Nineteen years is a short life, but that’s all that Kyle Hancock of Glen Burnie, Maryland will get.

Hancock died, buried alive earlier this week in a 15-foot unshored trench. Rescuers worked almost 12 hours through a long, rainy night trying to recover his body.

The trench that killed Hancock was between 15 and 20 feet deep according to news reports, and had not been properly shored to prevent its collapse. OSHA has a good trenching and excavation standard that requires all trenches over 5 feet deep to be shored.

The OSHA  website also has good information on trench safety, and OSHA’s onsite Consultation Program provides free onsite health and safety help to small and medium size employers. Some jurisdictions have aggressively pursued criminal prosecutions, but they keep happening.

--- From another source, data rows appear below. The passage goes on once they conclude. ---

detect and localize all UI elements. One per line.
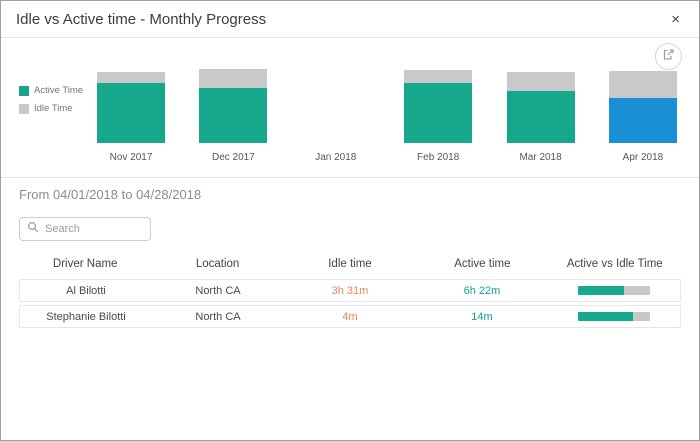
date-range-label: From 04/01/2018 to 04/28/2018: [19, 187, 202, 203]
column-location: Location: [195, 258, 240, 271]
bar-label: Nov 2017: [109, 152, 153, 164]
cell-active-time: 6h 22m: [463, 284, 501, 297]
idle-segment: [97, 72, 165, 84]
cell-active-vs-idle: [548, 312, 680, 322]
bar-label: Jan 2018: [315, 152, 357, 164]
legend-label-active: Active Time: [34, 85, 84, 96]
cell-location: North CA: [195, 310, 241, 323]
bar-label: Feb 2018: [417, 152, 460, 164]
bar-label: Mar 2018: [519, 152, 562, 164]
active-vs-idle-bar: [578, 312, 650, 322]
drivers-table: Driver Name Location Idle time Active ti…: [19, 258, 681, 329]
table-header: Driver Name Location Idle time Active ti…: [19, 258, 681, 279]
chart-bar-jan-2018[interactable]: Jan 2018: [302, 143, 370, 164]
active-segment: [608, 97, 677, 144]
cell-idle-time: 4m: [342, 310, 358, 323]
modal-header: Idle vs Active time - Monthly Progress ×: [1, 1, 699, 38]
active-time-swatch: [19, 85, 29, 96]
table-row: Al Bilotti North CA 3h 31m 6h 22m: [19, 279, 681, 303]
cell-active-time: 14m: [471, 310, 493, 323]
close-icon: ×: [671, 10, 680, 28]
legend-label-idle: Idle Time: [34, 103, 73, 114]
idle-time-swatch: [19, 103, 29, 114]
search-input[interactable]: [45, 223, 143, 236]
chart-bar-feb-2018[interactable]: Feb 2018: [404, 69, 473, 165]
cell-active-vs-idle: [548, 286, 680, 296]
chart-bar-apr-2018[interactable]: Apr 2018: [608, 71, 677, 164]
active-vs-idle-bar: [578, 286, 650, 296]
cell-driver-name: Stephanie Bilotti: [46, 310, 126, 323]
export-button[interactable]: [655, 43, 682, 70]
idle-segment: [404, 69, 473, 83]
column-driver-name: Driver Name: [52, 258, 118, 271]
active-vs-idle-fill: [578, 312, 633, 322]
search-icon: [27, 220, 39, 238]
chart-bar-dec-2017[interactable]: Dec 2017: [199, 69, 268, 164]
cell-idle-time: 3h 31m: [331, 284, 369, 297]
column-active-vs-idle: Active vs Idle Time: [566, 258, 663, 271]
active-vs-idle-fill: [578, 286, 625, 296]
modal-title: Idle vs Active time - Monthly Progress: [16, 10, 267, 28]
active-segment: [506, 90, 575, 144]
close-button[interactable]: ×: [667, 8, 684, 31]
bar-label: Apr 2018: [622, 152, 664, 164]
column-active-time: Active time: [454, 258, 511, 271]
active-segment: [404, 82, 473, 144]
chart-bar-nov-2017[interactable]: Nov 2017: [97, 72, 165, 164]
search-box[interactable]: [19, 217, 151, 242]
chart: Active Time Idle Time Nov 2017 Dec 2017 Ja…: [19, 69, 681, 164]
bar-label: Dec 2017: [211, 152, 255, 164]
chart-legend: Active Time Idle Time: [19, 69, 97, 164]
chart-bars: Nov 2017 Dec 2017 Jan 2018 Feb 2018 Mar 2018…: [97, 69, 681, 164]
chart-bar-mar-2018[interactable]: Mar 2018: [506, 72, 575, 164]
idle-segment: [608, 71, 677, 98]
export-icon: [662, 48, 675, 66]
legend-item-idle: Idle Time: [19, 103, 97, 114]
cell-driver-name: Al Bilotti: [66, 284, 106, 297]
column-idle-time: Idle time: [328, 258, 372, 271]
cell-location: North CA: [195, 284, 241, 297]
legend-item-active: Active Time: [19, 85, 97, 96]
idle-segment: [199, 69, 268, 88]
active-segment: [97, 83, 165, 144]
section-divider: [1, 177, 699, 179]
table-row: Stephanie Bilotti North CA 4m 14m: [19, 305, 681, 329]
active-segment: [199, 87, 268, 144]
idle-segment: [506, 72, 575, 91]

In other words, there’s no excuse for a worker to die in an unprotected trench. And this wasn’t just two guys in a pickup truck. Hancock’s employer, R.F. Warder, has been around long enough to know better:  “R.F. Warder has been building, renovating and maintaining these mechanical systems in the Mid-Atlantic region for almost two decades.”

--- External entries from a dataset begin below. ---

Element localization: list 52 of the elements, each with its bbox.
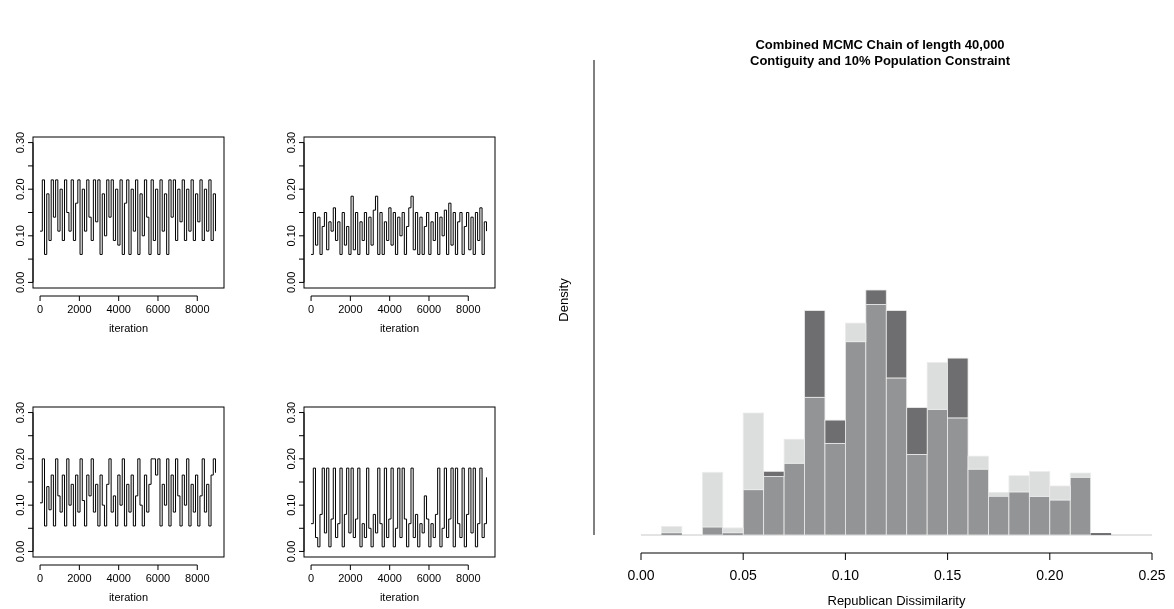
bar [661, 532, 682, 535]
x-tick-label: 8000 [456, 303, 481, 315]
x-tick-label: 2000 [67, 303, 92, 315]
x-tick-label: 4000 [106, 572, 131, 584]
y-tick-label: 0.20 [14, 448, 26, 470]
x-tick-label: 2000 [67, 572, 92, 584]
x-tick-label: 4000 [377, 303, 402, 315]
x-tick-label: 4000 [106, 303, 131, 315]
x-tick-label: 0 [37, 303, 44, 315]
x-tick-label: 0.25 [1138, 567, 1166, 583]
x-tick-label: 0.00 [627, 567, 655, 583]
x-tick-label: 0.20 [1036, 567, 1064, 583]
x-axis-title: iteration [379, 591, 420, 603]
x-tick-label: 0.15 [933, 567, 962, 583]
y-tick-label: 0.00 [285, 271, 297, 294]
y-tick-label: 0.30 [285, 401, 297, 424]
y-tick-label: 0.10 [14, 225, 26, 247]
y-tick-label: 0.20 [285, 448, 297, 470]
bar [661, 526, 683, 534]
y-tick-label: 0.20 [285, 178, 297, 200]
y-tick-label: 0.10 [285, 494, 297, 516]
x-tick-label: 0 [37, 572, 44, 584]
x-axis-title: Republican Dissimilarity [827, 593, 966, 608]
y-tick-label: 0.10 [285, 225, 297, 247]
y-tick-label: 0.00 [14, 271, 26, 294]
y-tick-label: 0.20 [14, 178, 26, 200]
chart-title: Combined MCMC Chain of length 40,000 [755, 37, 1005, 52]
x-tick-label: 8000 [185, 572, 210, 584]
y-tick-label: 0.30 [14, 401, 26, 424]
y-tick-label: 0.30 [14, 131, 26, 154]
x-axis-title: iteration [108, 322, 149, 334]
x-axis-title: iteration [108, 591, 149, 603]
x-tick-label: 0 [308, 303, 315, 315]
y-tick-label: 0.00 [285, 540, 297, 563]
x-tick-label: 6000 [416, 303, 442, 315]
x-tick-label: 6000 [416, 572, 442, 584]
y-tick-label: 0.30 [285, 131, 297, 154]
y-axis-title: Density [556, 277, 571, 322]
x-tick-label: 2000 [338, 572, 363, 584]
x-tick-label: 2000 [338, 303, 363, 315]
x-tick-label: 6000 [145, 572, 171, 584]
x-tick-label: 6000 [145, 303, 171, 315]
x-axis-title: iteration [379, 322, 420, 334]
x-tick-label: 0.05 [729, 567, 758, 583]
x-tick-label: 8000 [185, 303, 210, 315]
y-tick-label: 0.00 [14, 540, 26, 563]
x-tick-label: 8000 [456, 572, 481, 584]
x-tick-label: 0 [308, 572, 315, 584]
x-tick-label: 4000 [377, 572, 402, 584]
x-tick-label: 0.10 [831, 567, 860, 583]
y-tick-label: 0.10 [14, 494, 26, 516]
chart-subtitle: Contiguity and 10% Population Constraint [750, 53, 1011, 68]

Kyle Hancock isn’t the first worker to die in a trench in Maryland recently. A construction worker died when a trench collapsed at a Prince George’s County work site in July 2017 and another was killed in Severn, Maryland a 7-foot deep trench last August. A very lucky worker was rescued from a 16 foot deep trench in Cumberland, MD in 2016.

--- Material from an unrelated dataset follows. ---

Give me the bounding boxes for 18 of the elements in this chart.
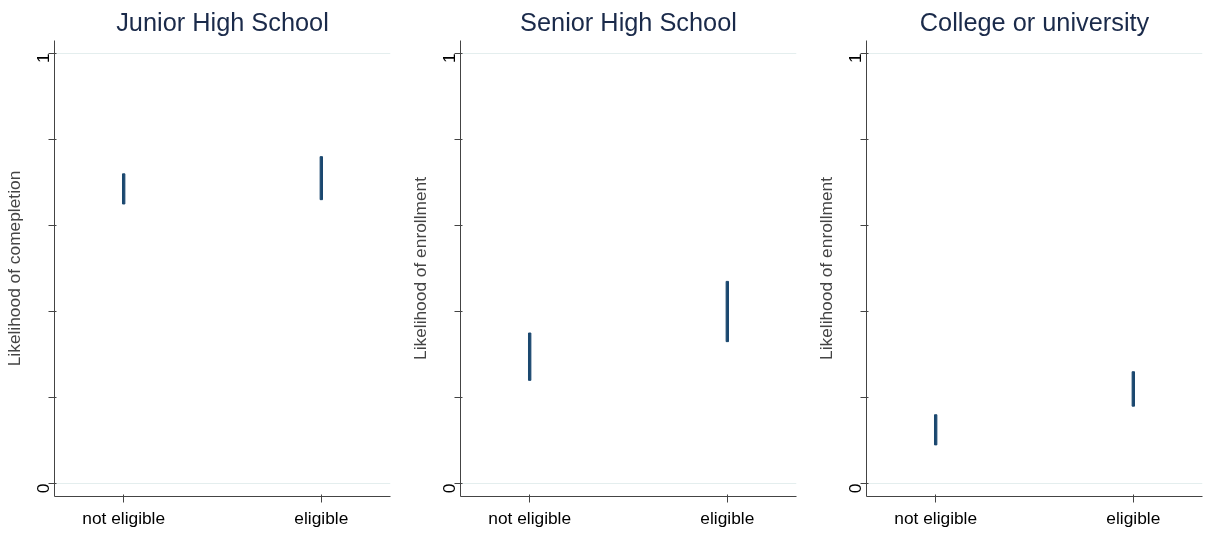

Most workers trapped in trench collapse don’t make it out alive. A cubic meter of dirt weighs around 3,000 pounds, as much as an automobile. Not only can it take hours to dig someone out without rescuers becoming trapped, but the weight of the soil can kill a person even if their head isn’t covered. For example, in 2014, Robert Matthew Craig, 26, of Myersville, MD, was rescued after being buried from his waist down in about 10 feet of rock and dirt, but later died. Many workers rescued alive from trench collapses later die of crush syndrome, a medical condition that results in a major shock to the organs and kidney failure.

Between 2011 and 2015, according to the Bureau of Labor Statistics, 94 American workers were killed in trench collapses. In 2016, 23 U.S. workers died in trench collapses and 15 died in the first five months of 2017.

I write a lot about trench collapses (Most recently here, herehere and here.) They make me mad, because they’re so preventable.

I don’t want to write about them any more.